That's not enough to make Singapore's central bank think about tweaking its exchange rate policy any time soon, or even this year at all, said economists.
In fact, instead of a near-term monetary tightening, one of them even expects the Monetary Authority of Singapore (MAS) to ease the policy band even further - a move often seen as a response to weakening growth.
Said NatWest Markets' Vaninder Singh, who foresaw the last three MAS monetary policy decisions: "We are retaining our call for one per cent re-centring lower for the mid-point of the SG$NEER (nominal effective exchange rate) band in April 2017."
Song Seng Wun, economist at CIMB, said: "From where we are, I would say there's only a 30 per cent chance of tightening this year."

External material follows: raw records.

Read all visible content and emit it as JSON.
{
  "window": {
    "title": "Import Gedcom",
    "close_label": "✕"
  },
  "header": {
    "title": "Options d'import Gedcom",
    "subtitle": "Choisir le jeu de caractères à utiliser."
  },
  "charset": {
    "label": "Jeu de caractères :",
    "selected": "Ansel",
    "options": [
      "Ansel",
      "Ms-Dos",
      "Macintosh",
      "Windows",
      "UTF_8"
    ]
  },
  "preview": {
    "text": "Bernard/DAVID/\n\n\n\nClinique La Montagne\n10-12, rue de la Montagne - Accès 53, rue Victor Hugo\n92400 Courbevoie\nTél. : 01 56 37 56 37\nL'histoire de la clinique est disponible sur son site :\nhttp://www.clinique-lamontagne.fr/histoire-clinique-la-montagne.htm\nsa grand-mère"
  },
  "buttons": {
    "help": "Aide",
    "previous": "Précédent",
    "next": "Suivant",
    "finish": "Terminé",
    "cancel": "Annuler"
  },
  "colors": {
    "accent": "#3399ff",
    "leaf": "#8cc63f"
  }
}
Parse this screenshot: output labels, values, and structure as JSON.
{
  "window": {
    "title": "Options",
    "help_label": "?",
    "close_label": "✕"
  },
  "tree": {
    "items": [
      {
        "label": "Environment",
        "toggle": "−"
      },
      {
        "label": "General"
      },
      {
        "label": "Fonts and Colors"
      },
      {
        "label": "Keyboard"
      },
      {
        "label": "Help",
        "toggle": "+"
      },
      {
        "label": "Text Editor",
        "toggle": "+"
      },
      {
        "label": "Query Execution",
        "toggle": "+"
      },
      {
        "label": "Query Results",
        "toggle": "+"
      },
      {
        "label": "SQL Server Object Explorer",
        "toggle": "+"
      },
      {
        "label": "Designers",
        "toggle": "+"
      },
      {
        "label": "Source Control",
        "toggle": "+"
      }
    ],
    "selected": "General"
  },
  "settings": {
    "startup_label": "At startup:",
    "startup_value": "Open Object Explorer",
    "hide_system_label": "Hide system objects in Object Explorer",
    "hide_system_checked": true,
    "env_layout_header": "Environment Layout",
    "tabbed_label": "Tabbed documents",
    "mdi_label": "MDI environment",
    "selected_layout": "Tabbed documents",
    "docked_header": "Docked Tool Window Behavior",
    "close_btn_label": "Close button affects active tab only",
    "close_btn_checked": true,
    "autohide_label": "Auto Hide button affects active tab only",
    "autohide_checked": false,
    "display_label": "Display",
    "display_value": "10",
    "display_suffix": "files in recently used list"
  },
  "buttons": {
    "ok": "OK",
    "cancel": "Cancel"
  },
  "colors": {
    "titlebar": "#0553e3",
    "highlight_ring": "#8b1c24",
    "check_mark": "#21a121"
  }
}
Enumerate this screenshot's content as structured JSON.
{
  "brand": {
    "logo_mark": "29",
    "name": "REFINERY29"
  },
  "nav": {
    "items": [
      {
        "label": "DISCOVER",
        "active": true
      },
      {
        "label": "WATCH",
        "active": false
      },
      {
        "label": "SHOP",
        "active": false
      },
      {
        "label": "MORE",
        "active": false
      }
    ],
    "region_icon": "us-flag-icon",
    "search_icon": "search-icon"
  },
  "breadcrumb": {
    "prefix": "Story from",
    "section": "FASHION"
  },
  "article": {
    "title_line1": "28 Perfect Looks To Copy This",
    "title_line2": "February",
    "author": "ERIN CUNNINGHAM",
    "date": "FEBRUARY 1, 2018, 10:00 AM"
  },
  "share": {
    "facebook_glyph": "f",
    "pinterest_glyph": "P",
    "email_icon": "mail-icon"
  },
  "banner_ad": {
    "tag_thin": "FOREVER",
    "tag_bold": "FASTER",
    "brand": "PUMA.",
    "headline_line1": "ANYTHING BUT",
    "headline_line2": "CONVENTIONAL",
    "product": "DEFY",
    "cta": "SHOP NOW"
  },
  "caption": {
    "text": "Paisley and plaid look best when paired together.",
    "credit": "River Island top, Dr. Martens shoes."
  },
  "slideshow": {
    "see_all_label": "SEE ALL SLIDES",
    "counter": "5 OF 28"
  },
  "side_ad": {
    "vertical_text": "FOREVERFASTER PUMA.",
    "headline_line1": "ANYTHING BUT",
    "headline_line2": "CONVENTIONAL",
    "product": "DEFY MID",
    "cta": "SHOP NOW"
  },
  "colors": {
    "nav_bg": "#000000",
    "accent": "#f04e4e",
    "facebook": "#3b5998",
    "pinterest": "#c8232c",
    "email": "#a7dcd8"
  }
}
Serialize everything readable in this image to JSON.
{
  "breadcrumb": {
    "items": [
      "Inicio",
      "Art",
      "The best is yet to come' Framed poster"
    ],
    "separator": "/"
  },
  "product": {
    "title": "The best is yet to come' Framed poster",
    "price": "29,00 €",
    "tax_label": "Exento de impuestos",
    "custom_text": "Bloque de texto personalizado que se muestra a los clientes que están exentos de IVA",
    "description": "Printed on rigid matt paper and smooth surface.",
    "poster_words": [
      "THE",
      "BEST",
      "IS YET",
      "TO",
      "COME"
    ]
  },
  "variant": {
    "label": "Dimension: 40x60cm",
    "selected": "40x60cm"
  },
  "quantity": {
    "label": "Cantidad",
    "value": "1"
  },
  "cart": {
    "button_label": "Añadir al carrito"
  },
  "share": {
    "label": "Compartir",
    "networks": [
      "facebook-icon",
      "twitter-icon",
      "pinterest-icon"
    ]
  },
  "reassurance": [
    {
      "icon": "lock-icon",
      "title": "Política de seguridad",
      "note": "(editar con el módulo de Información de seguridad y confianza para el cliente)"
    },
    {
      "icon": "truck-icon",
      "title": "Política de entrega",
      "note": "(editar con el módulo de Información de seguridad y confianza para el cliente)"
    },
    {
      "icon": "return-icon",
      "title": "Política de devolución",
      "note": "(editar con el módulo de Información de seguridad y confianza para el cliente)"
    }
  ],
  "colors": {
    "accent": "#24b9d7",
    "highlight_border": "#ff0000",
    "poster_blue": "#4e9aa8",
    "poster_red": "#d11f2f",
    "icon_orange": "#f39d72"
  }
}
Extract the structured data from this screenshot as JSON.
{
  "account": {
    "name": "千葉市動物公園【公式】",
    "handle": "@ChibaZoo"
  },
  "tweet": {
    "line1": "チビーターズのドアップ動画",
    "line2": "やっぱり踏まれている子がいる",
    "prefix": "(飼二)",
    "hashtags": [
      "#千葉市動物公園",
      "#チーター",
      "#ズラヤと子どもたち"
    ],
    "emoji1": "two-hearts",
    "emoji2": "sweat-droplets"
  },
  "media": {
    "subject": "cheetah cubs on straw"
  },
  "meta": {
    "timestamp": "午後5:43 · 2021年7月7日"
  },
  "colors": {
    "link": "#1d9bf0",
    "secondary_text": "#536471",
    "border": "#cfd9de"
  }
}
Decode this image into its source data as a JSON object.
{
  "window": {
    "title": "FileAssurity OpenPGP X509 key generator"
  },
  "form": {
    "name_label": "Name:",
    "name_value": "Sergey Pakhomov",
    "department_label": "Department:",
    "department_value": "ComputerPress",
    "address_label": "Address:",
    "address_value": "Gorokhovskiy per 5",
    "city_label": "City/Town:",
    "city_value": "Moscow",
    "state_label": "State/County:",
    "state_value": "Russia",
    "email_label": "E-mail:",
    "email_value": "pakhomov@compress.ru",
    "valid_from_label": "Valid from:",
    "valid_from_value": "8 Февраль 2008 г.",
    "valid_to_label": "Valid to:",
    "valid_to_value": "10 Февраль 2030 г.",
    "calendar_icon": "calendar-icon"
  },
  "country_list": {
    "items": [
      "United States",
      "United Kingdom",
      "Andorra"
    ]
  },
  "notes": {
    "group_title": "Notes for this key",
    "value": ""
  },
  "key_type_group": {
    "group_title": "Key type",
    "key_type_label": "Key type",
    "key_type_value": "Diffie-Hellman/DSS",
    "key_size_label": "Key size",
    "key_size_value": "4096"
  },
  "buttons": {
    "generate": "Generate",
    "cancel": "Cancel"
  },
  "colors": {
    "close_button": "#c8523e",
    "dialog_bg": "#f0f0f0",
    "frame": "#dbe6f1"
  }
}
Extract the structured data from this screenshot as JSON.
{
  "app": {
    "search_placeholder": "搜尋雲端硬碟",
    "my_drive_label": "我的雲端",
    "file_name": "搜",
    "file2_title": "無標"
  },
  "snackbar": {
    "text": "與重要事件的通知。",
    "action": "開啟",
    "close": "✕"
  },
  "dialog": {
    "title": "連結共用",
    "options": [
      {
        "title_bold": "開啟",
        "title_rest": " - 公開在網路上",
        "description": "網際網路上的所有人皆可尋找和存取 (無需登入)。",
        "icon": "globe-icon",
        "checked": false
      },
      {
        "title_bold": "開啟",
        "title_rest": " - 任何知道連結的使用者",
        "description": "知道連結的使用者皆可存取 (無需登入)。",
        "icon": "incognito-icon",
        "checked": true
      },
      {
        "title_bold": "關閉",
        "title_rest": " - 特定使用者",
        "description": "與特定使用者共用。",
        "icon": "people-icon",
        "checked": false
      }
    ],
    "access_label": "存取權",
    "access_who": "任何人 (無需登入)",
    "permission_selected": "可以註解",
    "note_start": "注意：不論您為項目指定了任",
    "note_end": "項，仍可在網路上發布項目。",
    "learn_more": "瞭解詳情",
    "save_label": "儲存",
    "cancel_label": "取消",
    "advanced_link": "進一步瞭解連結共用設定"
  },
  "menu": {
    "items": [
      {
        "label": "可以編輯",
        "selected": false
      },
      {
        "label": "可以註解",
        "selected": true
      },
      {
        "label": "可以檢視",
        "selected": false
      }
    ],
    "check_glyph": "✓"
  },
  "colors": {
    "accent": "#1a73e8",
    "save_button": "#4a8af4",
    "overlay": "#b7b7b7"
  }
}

Economists' hesitation in calling for a tightening this year despite recent stronger growth numbers underscores a lack of confidence in Singapore's future growth prospects.
If their predictions come to fruition, the current period of weak growth is effectively extended for another year.
MAS uses the exchange rate as its main monetary tool to maintain price stability so that there can be sustained economic growth in Singapore.
It does so by adjusting the currency's pace of appreciation within the S$NEER band. It can target either the band's slope, width or level.
To tighten the band, MAS would have to make the slope steeper or raise its level. This makes the Singapore dollar stronger. Imports become cheaper, and for Singapore's trade-reliant economy, it tempers inflation.
A weaker currency will make exports cheaper, thus promoting growth.
MAS normally communicates its exchange-rate policy decisions twice a year - once in April and another in October.
But it kicked-off the current easing cycle with a surprise move in January 2015. It said that inflationary pressures were receding and global oil prices remained subdued.
MAS eased again in October 2015 and in April 2016, when the slope of the S$NEER band was put to zero.
MAS last said in October 2016 that this neutral policy stance was needed for an "extended period" of time.
The economic situation turned quickly thereafter, however. Fourth-quarter growth for 2016 came in stronger than expected - so much so that the full-year growth came in at 2 per cent, far beyond the government's forecast of one to 1.5 per cent range.
This manufacturing and export-led growth may continue into early 2017. Citi's Kit Wei Zheng expects Q1 2017 gross domestic product (GDP) to be 1.5 per cent higher than implicit forecasts in October last year.
This is enough to decrease some of the probability of a further easing move by MAS, said economists.
But even so, many economists are also not convinced that MAS will tighten in April. Maintaining the current stance is most likely, they said.
As for future moves this year, they do not see any signs of improvement to warrant a tightening.
For one thing, the jobs market is still quite weak, said Nomura's Brian Tan. Unemployment seems to be rising, and jobs creation seems to be slowing. This will weaken consumer sentiment and thus dampen inflation - a major consideration in MAS policy.
Private investment - needed for capital expenditure and capacity expansion - in Singapore also does not seem to be picking up. Economists noted that the government even had to pledge to bring forward S$700 million worth of infrastructure projects to prop up the construction sector.
The strong demand for Singapore's exports may not last too. Standard Chartered's Jonathan Koh does not see a broad-based pick-up in global demand for Singapore's electronics, which led the end-2016 growth spurt.
This is in part due to expected weak demand from China, Europe and the United States, and also due to geopolitical factors. The long negotiation process for the United Kingdom's exit from the European Union was just triggered; US President Donald Trump is said to be wanting to re-examine all 14 US free trade agreements, dealing global trade another blow.
"Heading into the middle of Q2, or by the second half, we're a bit more cautious about exports for Singapore," said Mr Koh.
This uncertainty over the prospects for trade has made NatWest Market's Mr Singh bearish enough to call for a monetary easing this year - putting him at odds with the general view of his counterparts.
Mr Singh expected this year's growth to come in at one per cent. Though he found it "impossible" to predict what US President Trump might do with regards to trade, he also noted in a March 31 report that "even a slight change in trade performance will produce an outsized move in overall GDP (for Singapore), given exports' 200 per cent share in output".
"A re-centring - the next available easing move - is a response to seminal moments when we either have an outright recession, or a severe downgrade to the economic outlook," he said. "Singapore's growth outlook fulfils these conditions."